Bewusst sprach der Psychiater auch Einsamkeitssituationen in Beziehungen und durch die Auswirkungen von Corona an. Drückten die Probleme zu sehr, sei der Besuch einer Selbsthilfegruppe ein erster Schritt:
„Wohl dem, der die richtigen Freunde und Bekannte hat, die einem helfen. Für die einen ist es der Verein, für die anderen vielleicht die Kirche.“
Auch kritische Worte fand der Facharzt: „Der leidende Patient will gesund werden und der Doktor sucht nach Krankheiten. Manchmal reden die beiden völlig isoliert aneinander vorbei. Ein klassisches Beispiel für Gemeinsamkeit ist das nicht.“
Um eine gute Beziehung ohne Einsamkeit zu erzielen, müsse man Brücken zum anderen schlagen. Abschließend erinnerte Bittenbring an den stockenden Aufbau einer regional angedachten sozial-psychiatrischen Initiative, die man aktiv voranbringen möge.
„Einsamkeit ist keine Krankheit, sondern eine typische Trenddiagnose“, zitierte Pfarrerin Färber-Awischus und führte hierzu Beispiele an.
Dabei legte sie allerdings Wert auf die Unterscheidung zwischen dem unverfänglichen Alleinsein, das befreiend oder inspirierend sein kann und dem Druck der oftmals belastenden, manifesten Einsamkeit.

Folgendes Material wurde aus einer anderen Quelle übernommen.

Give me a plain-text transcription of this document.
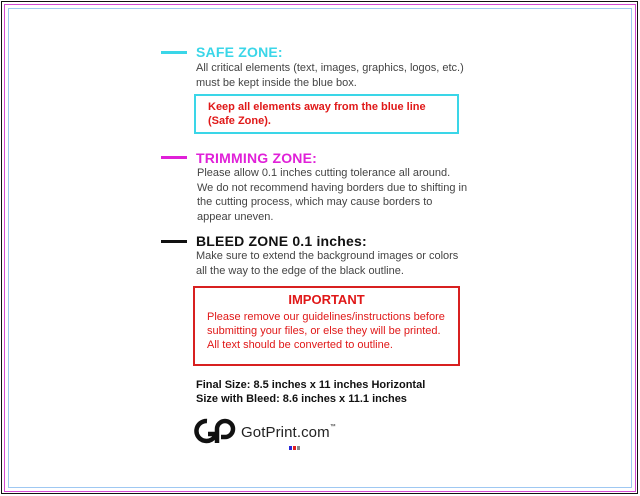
SAFE ZONE:
All critical elements (text, images, graphics, logos, etc.)
must be kept inside the blue box.
Keep all elements away from the blue line
(Safe Zone).
TRIMMING ZONE:
Please allow 0.1 inches cutting tolerance all around.
We do not recommend having borders due to shifting in
the cutting process, which may cause borders to
appear uneven.
BLEED ZONE 0.1 inches:
Make sure to extend the background images or colors
all the way to the edge of the black outline.
IMPORTANT
Please remove our guidelines/instructions before
submitting your files, or else they will be printed.
All text should be converted to outline.
Final Size: 8.5 inches x 11 inches Horizontal
Size with Bleed: 8.6 inches x 11.1 inches
GotPrint.com™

Diese berge die Gefahr einer erhöhten Selbstmordrate im Alter. „Das Thema muss uns alle beschäftigen. Einsamkeit ist ein Gefühl. Man ist auf sich selbst zurückgeworfen. Sie kann positive Seiten haben, aber auch krank machen, wenn sie zu sozialer Isolation führt.“
Man müsse als Gesellschaft den einsamen Menschen ein Angebot machen, sonst kämen sie nicht aus dem Teufelskreis heraus, meinte eine Zuhörerin.
Deshalb möchte Sabine Färber-Awischus in der Kantine des Erbacher Gesundheitszentrums in Form eines offenen Babbel-Tisches einmal wöchentlich die Kommunikation untereinander anregen: „Wir müssen wieder mehr ins Reden kommen und aufeinander zugehen.“
Mitgenommen haben die Gäste des Vortrags viele Anregungen, um sich intensiver mit der Thematik zu beschäftigen. „Ein allgemeingültiges Patentrezept gegen Einsamkeit gibt es allerdings nicht“, sagte Gerhard Bittenbring gegen Ende der Veranstaltung.
Moderiert hat diese Holger Leitermann, Sprecher der Selbsthilfegruppe Semikolon, die im Schulterschluss mit der Stadt Erbach, dem Odenwaldkreis, der Selbsthilfegruppe Angst-Panik-Depression sowie der Selbsthilfegruppe des Odenwälder Kreisverbands des Deutschen Roten Kreuzes und der Naturheilpraxis Heike Waldvogel selbige ins Leben gerufen hat.